Las personas que acoge suelen tener la voluntad anulada, heridas profundas por cuestiones como el abandono familiar y, en su gran mayoría, adicciones. Vidas que no encuentran lugares donde sanarse porque son incapaces de cumplir las exigencias. «Hay corazones que no pueden soportar que los rechacen cuando fallan. Debe haber un lugar donde se permitan las caídas y trabajar con ellas. Y se ilumine el entendimiento con la Palabra del Señor», explica Javier.

Su acogida se basa en la gratuidad y en el nivel de exigencia bajo. Todo ello iluminado por la oración. En su opinión, estos hombres y mujeres «necesitan una espalda a la que golpear para salvarse». Y añade: «La única forma de decir que Dios es amor es poniendo la espalda para que vean cómo se puede perdonar tanto. Hay vidas que necesitan gratuidad hasta el aburrimiento».

De siete a 17

Toda esta experiencia se ha intensificado en los últimos meses, con el coronavirus. Antes de que se decretase el confinamiento, Javier y su familia tenían acogidas a siete personas. Luego llegarían más a través de Cáritas, un sacerdote o los propios «hermanos acogidos». Así hasta 17. Con el bar cerrado para siempre por la pandemia, principal fuente de ingresos, lo único que entraba en la casa era lo que Javier y Julia recibían en concepto de ayuda del autónomo. Recibieron «guiños del Señor» y experimentaron su providencia. Llegaron ayudas económicas del movimiento Emaús, que lo había llamado en alguna ocasión para charlas, de sacerdotes, de los padres de los chicos…

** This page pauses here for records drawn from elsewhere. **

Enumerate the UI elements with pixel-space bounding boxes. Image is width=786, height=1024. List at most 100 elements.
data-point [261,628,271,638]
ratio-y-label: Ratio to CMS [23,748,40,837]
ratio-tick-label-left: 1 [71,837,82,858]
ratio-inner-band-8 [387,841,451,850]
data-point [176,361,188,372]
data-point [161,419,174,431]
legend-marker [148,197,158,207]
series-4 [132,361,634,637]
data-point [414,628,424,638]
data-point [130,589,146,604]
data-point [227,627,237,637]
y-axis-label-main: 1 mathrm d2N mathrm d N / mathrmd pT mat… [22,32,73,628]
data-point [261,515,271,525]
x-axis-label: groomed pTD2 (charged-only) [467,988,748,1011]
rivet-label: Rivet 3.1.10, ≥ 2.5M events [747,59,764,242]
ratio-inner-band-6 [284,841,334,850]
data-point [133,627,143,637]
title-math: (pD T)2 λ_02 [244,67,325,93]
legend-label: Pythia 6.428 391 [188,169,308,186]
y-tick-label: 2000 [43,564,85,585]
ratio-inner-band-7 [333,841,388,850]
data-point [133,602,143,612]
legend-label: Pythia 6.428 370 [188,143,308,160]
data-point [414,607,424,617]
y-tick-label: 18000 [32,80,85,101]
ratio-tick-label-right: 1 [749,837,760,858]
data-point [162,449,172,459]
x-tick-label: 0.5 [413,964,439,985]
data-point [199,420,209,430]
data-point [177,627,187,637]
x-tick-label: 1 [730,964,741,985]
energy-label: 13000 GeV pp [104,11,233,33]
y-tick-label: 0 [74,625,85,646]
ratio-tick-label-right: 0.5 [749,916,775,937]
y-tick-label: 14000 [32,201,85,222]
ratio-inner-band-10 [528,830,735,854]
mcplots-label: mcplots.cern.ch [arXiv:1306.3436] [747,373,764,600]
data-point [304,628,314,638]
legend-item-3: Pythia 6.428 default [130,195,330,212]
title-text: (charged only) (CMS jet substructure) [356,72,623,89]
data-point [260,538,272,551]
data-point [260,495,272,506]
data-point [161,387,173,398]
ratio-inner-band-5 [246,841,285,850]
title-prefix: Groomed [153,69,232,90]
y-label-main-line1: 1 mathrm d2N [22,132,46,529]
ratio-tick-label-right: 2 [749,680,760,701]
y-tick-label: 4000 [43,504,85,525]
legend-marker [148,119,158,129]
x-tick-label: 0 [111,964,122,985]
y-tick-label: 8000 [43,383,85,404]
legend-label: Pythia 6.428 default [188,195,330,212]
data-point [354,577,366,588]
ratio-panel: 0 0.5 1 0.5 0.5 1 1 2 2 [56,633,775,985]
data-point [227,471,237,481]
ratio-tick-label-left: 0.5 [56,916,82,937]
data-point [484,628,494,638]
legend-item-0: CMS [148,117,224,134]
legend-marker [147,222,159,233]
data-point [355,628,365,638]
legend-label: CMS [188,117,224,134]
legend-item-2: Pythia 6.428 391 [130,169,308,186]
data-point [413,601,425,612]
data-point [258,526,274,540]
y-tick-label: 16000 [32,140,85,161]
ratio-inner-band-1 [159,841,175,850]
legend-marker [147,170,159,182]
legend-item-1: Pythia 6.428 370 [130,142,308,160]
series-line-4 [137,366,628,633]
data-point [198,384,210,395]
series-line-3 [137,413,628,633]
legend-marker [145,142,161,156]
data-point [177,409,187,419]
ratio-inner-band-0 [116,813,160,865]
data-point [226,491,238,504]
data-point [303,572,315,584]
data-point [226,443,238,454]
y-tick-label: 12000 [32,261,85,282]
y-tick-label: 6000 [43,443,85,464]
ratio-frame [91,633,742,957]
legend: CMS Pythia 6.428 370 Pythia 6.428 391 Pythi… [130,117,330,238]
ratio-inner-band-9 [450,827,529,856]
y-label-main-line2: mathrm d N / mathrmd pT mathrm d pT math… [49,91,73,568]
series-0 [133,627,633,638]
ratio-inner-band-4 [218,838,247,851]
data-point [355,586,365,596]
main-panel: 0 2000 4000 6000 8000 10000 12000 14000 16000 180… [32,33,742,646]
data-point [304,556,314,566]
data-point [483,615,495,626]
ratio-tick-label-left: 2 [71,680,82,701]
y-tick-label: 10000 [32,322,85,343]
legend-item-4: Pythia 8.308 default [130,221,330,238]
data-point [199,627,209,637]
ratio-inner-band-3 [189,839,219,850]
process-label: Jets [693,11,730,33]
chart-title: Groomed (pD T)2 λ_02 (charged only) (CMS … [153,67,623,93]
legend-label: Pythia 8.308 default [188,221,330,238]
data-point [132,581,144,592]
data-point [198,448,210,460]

Para ellos, el confinamiento «un regalo de Dios; un momento duro, pero bonito». Cada día, Javier convocaba a todos, creyentes o no, a que se pusiesen delante de Dios a las 23:00 horas para dar gracias: «Ha habido muchos llantos y desconsuelos y han escrito oraciones preciosas para no tener contacto con la fe. No hemos visto frutos de conversión, pero sí semillas», añade.

En estos momentos, el futuro «está en manos de Dios». La propiedad y el propio Javier entendieron que la casa estaba pensada para retiros espirituales y no para la acogida y, por ello, han reubicado a todos los acogidos excepto a cuatro, que siguen viviendo allí. «Estamos esperando a ver lo que quiere el Señor. Puede ser ir a otra casa. De hecho, nos van a enseñar una hacienda. Estamos expectantes y esperanzados», concluye.